The Academy of Motion Picture Arts and Sciences announced in a recent press release that it “will create a new category for outstanding achievement in popular film” in time for the 91st Oscars which is set to take place in February of next year. Although the Academy has not divulged details about what would constitute “achievement in popular film,” saying it would do so in the near future, speculation has been rife about whether the institution is simply trying to pander to blockbuster hits which usually don’t make their way into the Best Picture category.

A number of Hollywood veterans have come down heavily on the new addition, but others like Sterling K. Brown are conflicted about it. The This Is Us star, who played N’Jobu in the Marvel blockbuster Black Panther, a movie which very well might be in the reckoning for the new award come February, says that he keeps going “back and forth” on whether it is a good idea.

“When I first heard of the category, the first question I had was, ‘What is the criterion for being nominated in this category?'” he said.

“If it’s something that can give it some sort of merit and legitimacy, then I think it’s cool. But I think Black Panther stands on its own merits regardless of its popularity as being a wonderful piece of art.”

Brown went on to add that movies like Black Panther must be nominated owing to their artistic qualities no matter what — an idea which has been shared by others in Hollywood.

“Ryan Coogler is an artist,” Brown said, referring to the director of Black Panther, who had started his career with the acclaimed independent production Fruitvale Station.

“The man is three for three in his films thus far, and I don’t see him striking out anytime soon. So whether it’s in one category, the other, or both, the movie is worthy of recognition.”

Others in Hollywood have said the Academy didn’t need to create a category so that it could leave mega-budget movies out of Best Picture contention.
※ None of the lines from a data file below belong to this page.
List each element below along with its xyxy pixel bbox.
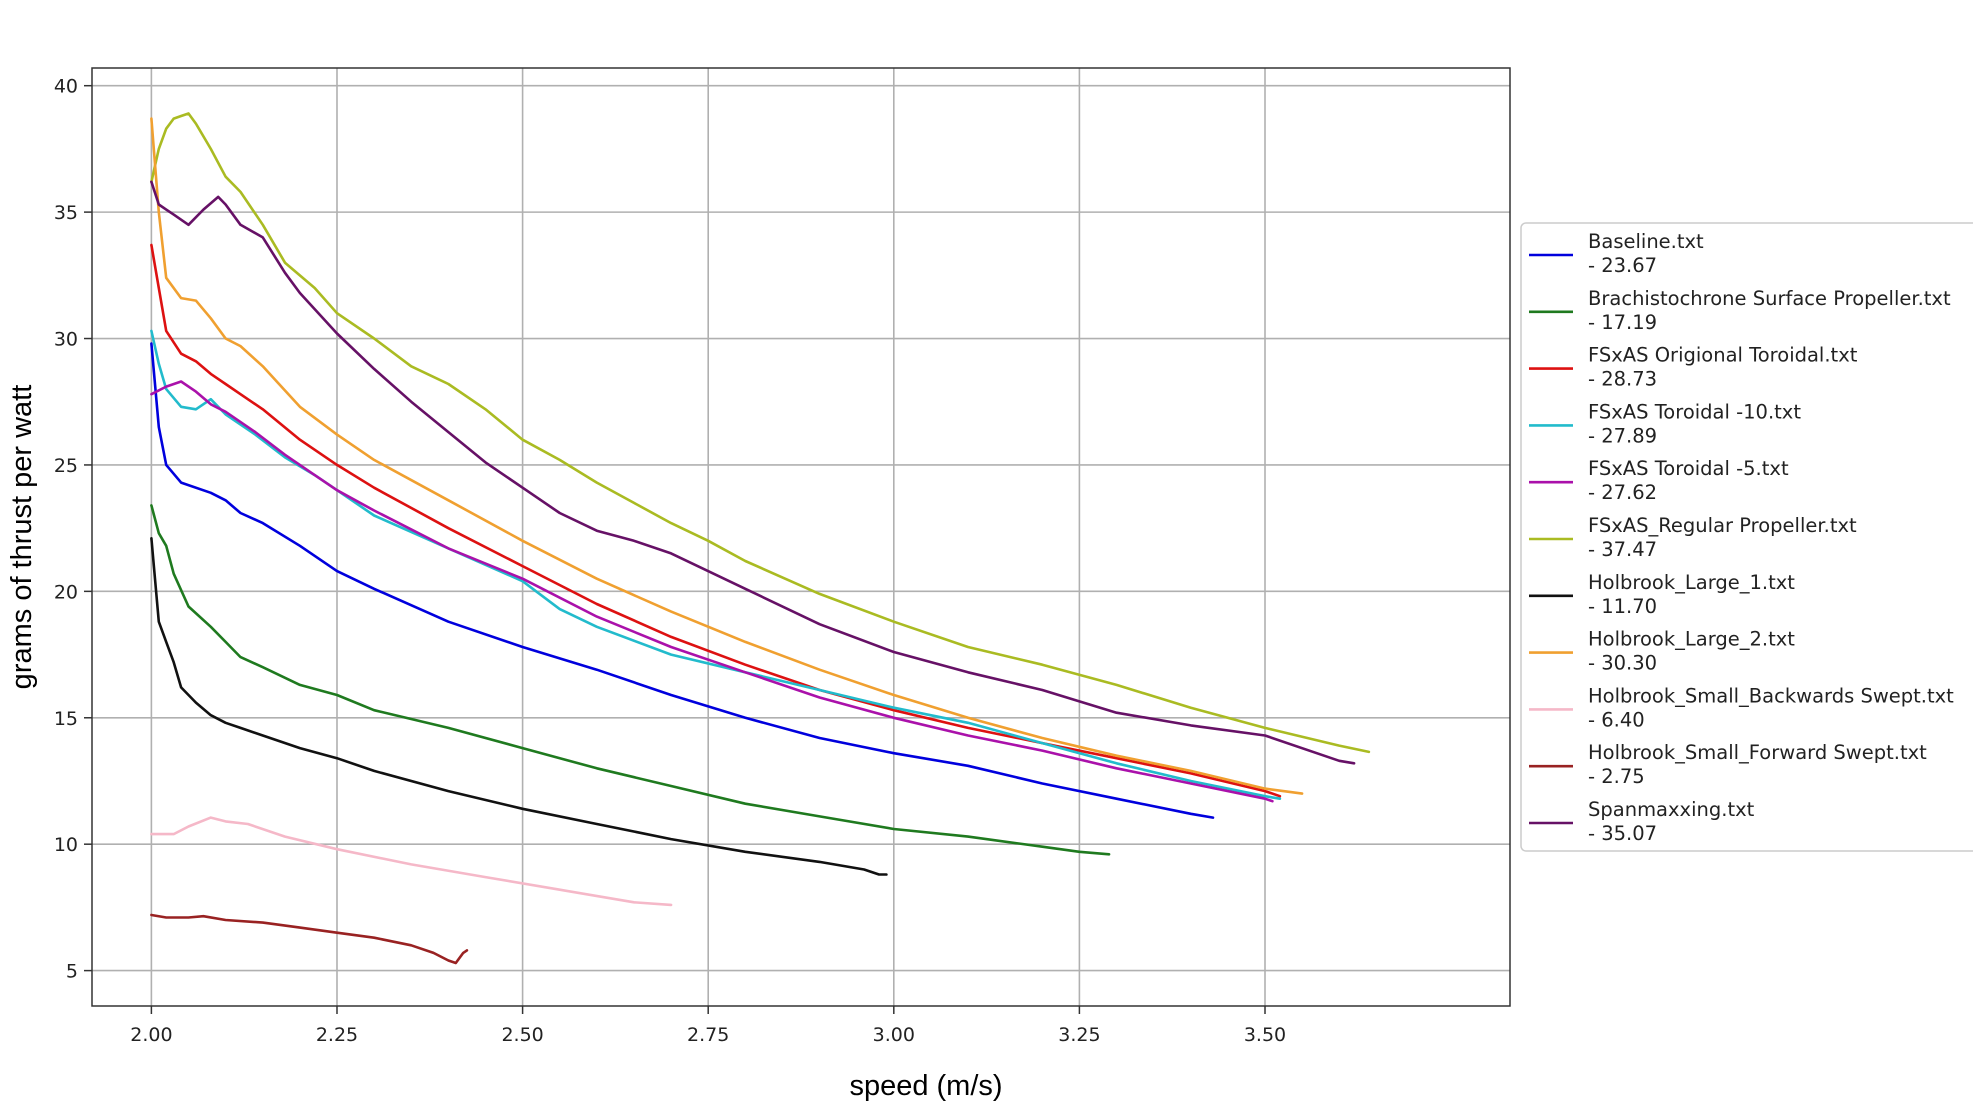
x-tick-label: 3.50 [1244, 1024, 1286, 1046]
y-tick-label: 15 [54, 708, 78, 730]
series-line-10 [150, 913, 469, 965]
x-axis-label: speed (m/s) [849, 1070, 1002, 1102]
y-tick-label: 25 [54, 455, 78, 477]
legend-series-value: - 37.47 [1588, 538, 1657, 561]
legend-entries: Baseline.txt- 23.67 Brachistochrone Surfa… [1529, 230, 1954, 845]
y-tick-label: 40 [54, 76, 78, 98]
legend-series-name: Holbrook_Small_Forward Swept.txt [1588, 741, 1927, 764]
legend-series-name: FSxAS Toroidal -10.txt [1588, 400, 1801, 423]
legend-series-value: - 11.70 [1588, 595, 1657, 618]
series-line-6 [150, 112, 1371, 754]
series-line-5 [150, 380, 1274, 803]
y-tick-label: 5 [66, 961, 78, 983]
series-line-1 [150, 342, 1215, 819]
legend-series-value: - 35.07 [1588, 822, 1657, 845]
x-tick-label: 2.25 [316, 1024, 358, 1046]
legend-series-name: Spanmaxxing.txt [1588, 798, 1755, 821]
series-line-9 [150, 816, 673, 907]
legend-series-value: - 30.30 [1588, 652, 1657, 675]
legend-series-value: - 28.73 [1588, 368, 1657, 391]
legend-box [1520, 222, 1973, 852]
legend-series-name: Brachistochrone Surface Propeller.txt [1588, 287, 1951, 310]
y-tick-label: 20 [54, 581, 78, 603]
legend-series-value: - 6.40 [1588, 708, 1645, 731]
legend-series-name: Holbrook_Small_Backwards Swept.txt [1588, 684, 1954, 707]
series-line-3 [150, 243, 1282, 798]
x-tick-label: 2.00 [130, 1024, 172, 1046]
y-tick-label: 35 [54, 202, 78, 224]
legend-series-value: - 23.67 [1588, 254, 1657, 277]
legend-series-name: FSxAS Origional Toroidal.txt [1588, 344, 1858, 367]
legend-series-name: FSxAS Toroidal -5.txt [1588, 457, 1789, 480]
legend-series-name: Holbrook_Large_1.txt [1588, 571, 1795, 594]
plot-frame [91, 67, 1511, 1007]
legend-series-value: - 27.89 [1588, 424, 1657, 447]
series-line-2 [150, 504, 1111, 856]
legend-series-value: - 2.75 [1588, 765, 1645, 788]
series-line-7 [150, 537, 888, 876]
legend-series-value: - 27.62 [1588, 481, 1657, 504]
legend-series-name: Holbrook_Large_2.txt [1588, 628, 1795, 651]
y-axis-label: grams of thrust per watt [6, 385, 38, 690]
ticks: 2.00 2.25 2.50 2.75 3.00 3.25 3.50 5 10 15 20 25 30 3… [54, 76, 1286, 1046]
series-line-8 [150, 117, 1304, 795]
series-line-4 [150, 329, 1282, 800]
series-line-11 [150, 180, 1356, 765]
x-tick-label: 3.00 [873, 1024, 915, 1046]
y-tick-label: 10 [54, 834, 78, 856]
grid [92, 68, 1510, 1006]
legend-series-value: - 17.19 [1588, 311, 1657, 334]
series-lines [150, 112, 1371, 965]
x-tick-label: 2.50 [501, 1024, 543, 1046]
legend-series-name: FSxAS_Regular Propeller.txt [1588, 514, 1857, 537]
legend: Baseline.txt- 23.67 Brachistochrone Surfa… [1520, 222, 1973, 852]
legend-series-name: Baseline.txt [1588, 230, 1704, 253]
x-tick-label: 2.75 [687, 1024, 729, 1046]
x-tick-label: 3.25 [1058, 1024, 1100, 1046]
y-tick-label: 30 [54, 329, 78, 351]
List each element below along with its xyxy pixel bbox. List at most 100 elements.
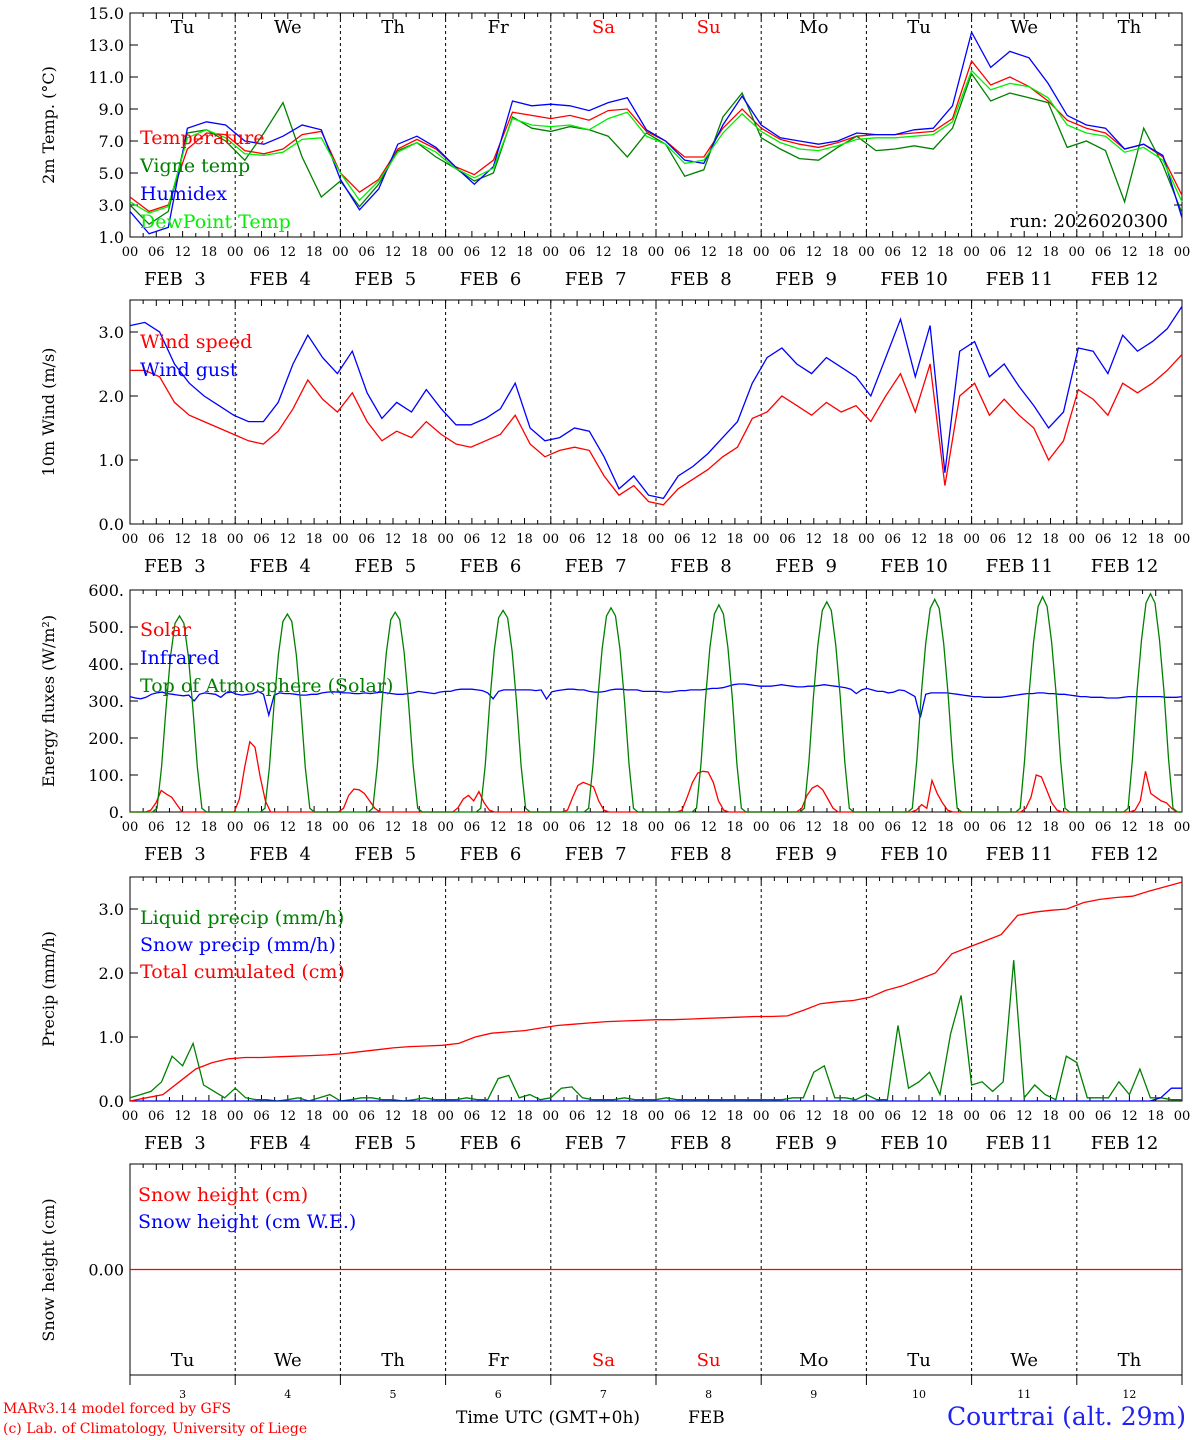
hour-tick-label: 12 <box>490 532 507 547</box>
day-number-label: 6 <box>495 1388 502 1401</box>
date-label: FEB 8 <box>670 556 732 577</box>
hour-tick-label: 12 <box>174 820 191 835</box>
date-label: FEB 10 <box>880 1133 947 1154</box>
hour-tick-label: 00 <box>648 245 665 260</box>
hour-tick-label: 00 <box>1174 820 1191 835</box>
series-line-temperature <box>129 59 1183 213</box>
hour-tick-label: 12 <box>911 245 928 260</box>
date-label: FEB 11 <box>986 844 1053 865</box>
hour-tick-label: 18 <box>516 532 533 547</box>
hour-tick-label: 06 <box>990 245 1007 260</box>
hour-tick-label: 06 <box>569 820 586 835</box>
hour-tick-label: 06 <box>779 532 796 547</box>
y-tick-label: 0.00 <box>88 1261 124 1280</box>
hour-tick-label: 00 <box>753 820 770 835</box>
legend-liquid-precip-mm-h-: Liquid precip (mm/h) <box>140 907 344 929</box>
day-number-label: 9 <box>810 1388 817 1401</box>
date-label: FEB 8 <box>670 844 732 865</box>
y-axis-label-wind: 10m Wind (m/s) <box>39 348 58 477</box>
hour-tick-label: 18 <box>832 245 849 260</box>
hour-tick-label: 12 <box>280 1109 297 1124</box>
hour-tick-label: 12 <box>174 532 191 547</box>
day-number-label: 4 <box>284 1388 291 1401</box>
legend-dewpoint-temp: DewPoint Temp <box>140 211 291 233</box>
hour-tick-label: 06 <box>884 532 901 547</box>
y-tick-label: 13.0 <box>88 36 124 55</box>
legend-infrared: Infrared <box>140 647 220 669</box>
legend-humidex: Humidex <box>140 183 227 205</box>
y-tick-label: 0.0 <box>99 515 124 534</box>
y-tick-label: 3.0 <box>99 323 124 342</box>
date-label: FEB 7 <box>565 1133 627 1154</box>
hour-tick-label: 18 <box>1042 1109 1059 1124</box>
y-tick-label: 0. <box>109 803 124 822</box>
hour-tick-label: 00 <box>227 1109 244 1124</box>
date-label: FEB 7 <box>565 556 627 577</box>
hour-tick-label: 12 <box>385 245 402 260</box>
hour-tick-label: 00 <box>1069 820 1086 835</box>
hour-tick-label: 06 <box>990 820 1007 835</box>
model-credit: MARv3.14 model forced by GFS <box>3 1401 232 1417</box>
series-line-dewpoint-temp <box>129 69 1183 214</box>
hour-tick-label: 18 <box>201 1109 218 1124</box>
hour-tick-label: 18 <box>1147 532 1164 547</box>
y-tick-label: 0.0 <box>99 1092 124 1111</box>
hour-tick-label: 06 <box>674 245 691 260</box>
weekday-label: We <box>1010 17 1038 38</box>
hour-tick-label: 00 <box>858 820 875 835</box>
hour-tick-label: 06 <box>464 820 481 835</box>
date-label: FEB 11 <box>986 1133 1053 1154</box>
weekday-label: Th <box>381 1350 405 1371</box>
hour-tick-label: 18 <box>306 532 323 547</box>
weekday-label: Th <box>1118 1350 1142 1371</box>
hour-tick-label: 18 <box>727 820 744 835</box>
hour-tick-label: 12 <box>595 820 612 835</box>
hour-tick-label: 06 <box>358 245 375 260</box>
hour-tick-label: 18 <box>516 1109 533 1124</box>
hour-tick-label: 00 <box>227 245 244 260</box>
series-line-liquid-precip-mm-h- <box>129 960 1182 1102</box>
hour-tick-label: 00 <box>858 245 875 260</box>
y-tick-label: 300. <box>88 692 124 711</box>
hour-tick-label: 06 <box>674 820 691 835</box>
hour-tick-label: 06 <box>1095 532 1112 547</box>
hour-tick-label: 12 <box>385 1109 402 1124</box>
day-number-label: 5 <box>390 1388 397 1401</box>
day-number-label: 12 <box>1122 1388 1136 1401</box>
y-tick-label: 600. <box>88 581 124 600</box>
hour-tick-label: 18 <box>201 820 218 835</box>
hour-tick-label: 12 <box>490 820 507 835</box>
y-tick-label: 2.0 <box>99 964 124 983</box>
hour-tick-label: 12 <box>595 532 612 547</box>
lab-credit: (c) Lab. of Climatology, University of L… <box>3 1421 308 1437</box>
date-label: FEB 11 <box>986 556 1053 577</box>
hour-tick-label: 18 <box>621 820 638 835</box>
date-label: FEB 10 <box>880 269 947 290</box>
y-axis-label-snow: Snow height (cm) <box>39 1198 58 1341</box>
y-tick-label: 500. <box>88 618 124 637</box>
date-label: FEB 12 <box>1091 269 1158 290</box>
hour-tick-label: 18 <box>1147 245 1164 260</box>
weekday-label: Tu <box>907 17 931 38</box>
hour-tick-label: 18 <box>937 1109 954 1124</box>
date-label: FEB 12 <box>1091 1133 1158 1154</box>
hour-tick-label: 12 <box>700 820 717 835</box>
weekday-label: We <box>274 1350 302 1371</box>
date-label: FEB 8 <box>670 269 732 290</box>
hour-tick-label: 12 <box>280 245 297 260</box>
weekday-label: We <box>274 17 302 38</box>
hour-tick-label: 12 <box>806 532 823 547</box>
hour-tick-label: 18 <box>727 1109 744 1124</box>
y-tick-label: 1.0 <box>99 451 124 470</box>
hour-tick-label: 12 <box>595 1109 612 1124</box>
hour-tick-label: 06 <box>569 532 586 547</box>
hour-tick-label: 18 <box>1042 820 1059 835</box>
hour-tick-label: 18 <box>201 532 218 547</box>
weekday-label: Fr <box>488 17 509 38</box>
hour-tick-label: 12 <box>911 820 928 835</box>
hour-tick-label: 06 <box>148 245 165 260</box>
legend-snow-height-cm-: Snow height (cm) <box>138 1184 308 1206</box>
date-label: FEB 4 <box>249 1133 311 1154</box>
hour-tick-label: 00 <box>437 245 454 260</box>
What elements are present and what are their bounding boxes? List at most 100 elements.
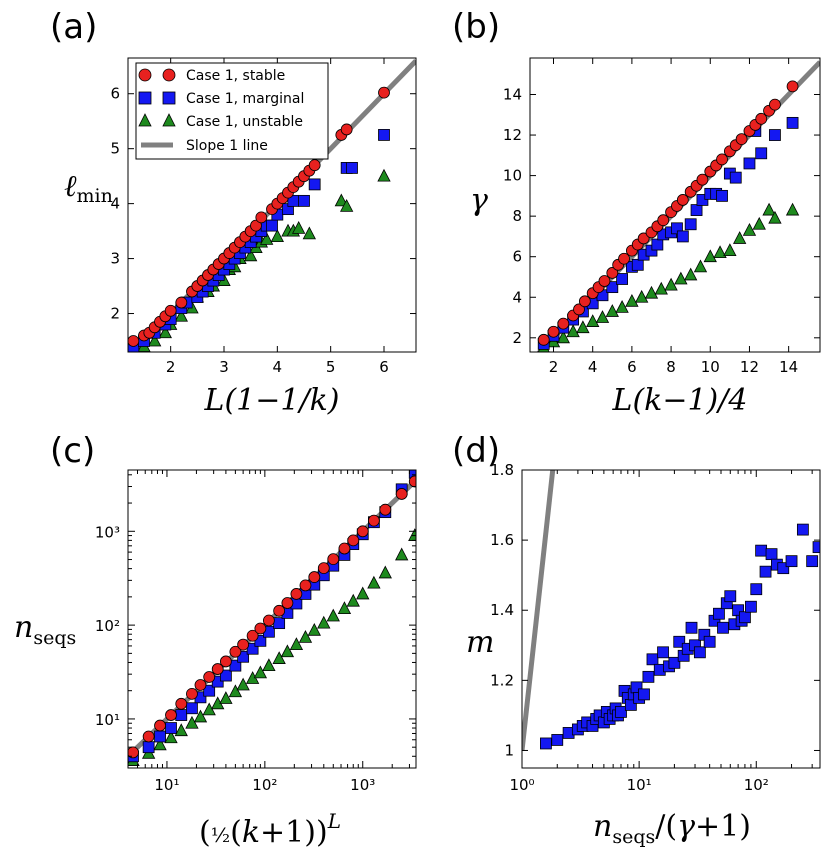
point-marginal — [755, 147, 768, 160]
point-unstable — [337, 601, 352, 614]
point-unstable — [615, 300, 629, 313]
y-tick-label: 1.4 — [490, 601, 514, 619]
point-stable — [308, 159, 321, 172]
point-unstable — [307, 622, 321, 636]
point-marginal — [796, 523, 809, 536]
point-stable — [262, 614, 275, 627]
point-stable — [237, 638, 250, 651]
point-unstable — [367, 575, 381, 589]
point-stable — [142, 730, 155, 743]
point-unstable — [762, 202, 776, 216]
point-stable — [657, 214, 670, 227]
point-stable — [338, 542, 351, 555]
point-marginal — [540, 737, 552, 750]
point-stable — [254, 622, 267, 635]
y-tick-label: 1 — [504, 741, 514, 759]
point-stable — [735, 133, 748, 146]
legend-label-slope: Slope 1 line — [186, 138, 268, 154]
point-marginal — [713, 607, 725, 620]
panel-c-label: (c) — [50, 431, 95, 471]
point-unstable — [174, 723, 188, 737]
point-stable — [255, 211, 268, 224]
point-unstable — [377, 168, 391, 182]
point-marginal — [378, 129, 390, 141]
point-marginal — [142, 741, 155, 754]
plot-area — [128, 59, 416, 352]
point-unstable — [326, 608, 340, 622]
point-marginal — [651, 238, 664, 251]
point-unstable — [260, 231, 274, 245]
panel-b-label: (b) — [452, 7, 500, 47]
point-unstable — [236, 677, 250, 691]
point-marginal — [769, 129, 781, 141]
x-tick-label: 4 — [273, 358, 283, 376]
y-tick-label: 10¹ — [95, 711, 120, 729]
y-tick-label: 4 — [110, 195, 120, 213]
point-marginal — [615, 706, 627, 718]
point-marginal — [806, 555, 819, 568]
point-unstable — [317, 615, 331, 629]
point-stable — [194, 679, 207, 691]
x-tick-label: 10³ — [350, 776, 375, 794]
point-unstable — [158, 325, 172, 339]
y-tick-label: 1.8 — [490, 461, 514, 479]
point-unstable — [185, 715, 199, 729]
point-marginal — [696, 194, 709, 206]
panel-b-ylabel: γ — [470, 183, 488, 218]
point-unstable — [174, 308, 188, 322]
plot-area — [522, 470, 820, 751]
point-marginal — [668, 656, 681, 669]
point-unstable — [272, 651, 286, 664]
panel-a-data-layer — [128, 59, 416, 352]
point-unstable — [270, 229, 284, 242]
x-tick-label: 12 — [740, 358, 759, 376]
y-tick-label: 12 — [503, 126, 522, 144]
point-unstable — [654, 281, 668, 295]
y-tick-label: 3 — [110, 250, 120, 268]
x-tick-label: 6 — [379, 358, 389, 376]
point-stable — [347, 534, 360, 547]
y-tick-label: 1.6 — [490, 531, 514, 549]
point-marginal — [186, 702, 198, 715]
point-unstable — [576, 320, 590, 334]
point-marginal — [175, 709, 188, 721]
point-unstable — [346, 593, 360, 607]
point-unstable — [635, 289, 649, 303]
legend-unstable-marker — [138, 113, 152, 127]
y-tick-label: 10² — [95, 617, 120, 635]
y-tick-label: 1.2 — [490, 671, 514, 689]
point-stable — [786, 80, 799, 93]
panel-d: 1.2 1.4 1.6 1.8 1 10⁰ 10¹ 10² (d) m nseqs/(γ+1) — [452, 431, 821, 848]
point-stable — [378, 86, 390, 99]
panel-b-xlabel: L(k−1)/4 — [612, 383, 748, 418]
x-tick-label: 10² — [744, 776, 769, 794]
panel-b-ticks: 2 4 6 8 10 12 14 2 4 6 8 10 12 14 — [503, 58, 820, 376]
point-stable — [154, 719, 166, 732]
point-marginal — [298, 194, 310, 207]
point-marginal — [717, 621, 729, 634]
point-unstable — [693, 259, 708, 273]
panel-a: 2 3 4 5 6 2 3 4 5 6 (a) ℓmin L(1−1/k) Case 1, sta… — [50, 7, 417, 418]
point-unstable — [644, 285, 659, 299]
y-tick-label: 10³ — [95, 523, 120, 541]
point-unstable — [292, 220, 306, 234]
point-marginal — [346, 162, 358, 174]
y-tick-label: 2 — [110, 305, 120, 323]
point-stable — [327, 553, 340, 566]
panel-c: 10¹ 10² 10³ 10¹ 10² 10³ (c) nseqs (½(k+1))L — [14, 431, 417, 850]
point-marginal — [693, 646, 706, 659]
point-stable — [164, 304, 177, 317]
x-tick-label: 8 — [666, 358, 676, 376]
x-tick-label: 10⁰ — [509, 776, 534, 794]
point-unstable — [768, 210, 782, 224]
panel-b: 2 4 6 8 10 12 14 2 4 6 8 10 12 14 (b) γ L(k−1)/4 — [452, 7, 821, 418]
point-stable — [395, 488, 408, 500]
x-tick-label: 6 — [627, 358, 637, 376]
point-marginal — [165, 722, 177, 734]
point-marginal — [777, 562, 790, 575]
panel-c-xlabel: (½(k+1))L — [199, 809, 341, 850]
x-tick-label: 10¹ — [627, 776, 652, 794]
point-unstable — [586, 314, 600, 327]
panel-a-xlabel: L(1−1/k) — [204, 383, 340, 418]
point-marginal — [785, 555, 798, 568]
A good movie must be acknowledged regardless of its budget.

Hollywood Reporter also seemed to suggest that the move by Academy could have come in part because of the declining ratings of the Oscars, with the 2018 version amassing the lowest ratings in Oscars telecast history with only 26.5 million people tuning in to watch the awards’ function.

Whether or not the new film category will increase those views for the Academy remains to be seen, but we can be certain that there is going to be no shortage of controversy.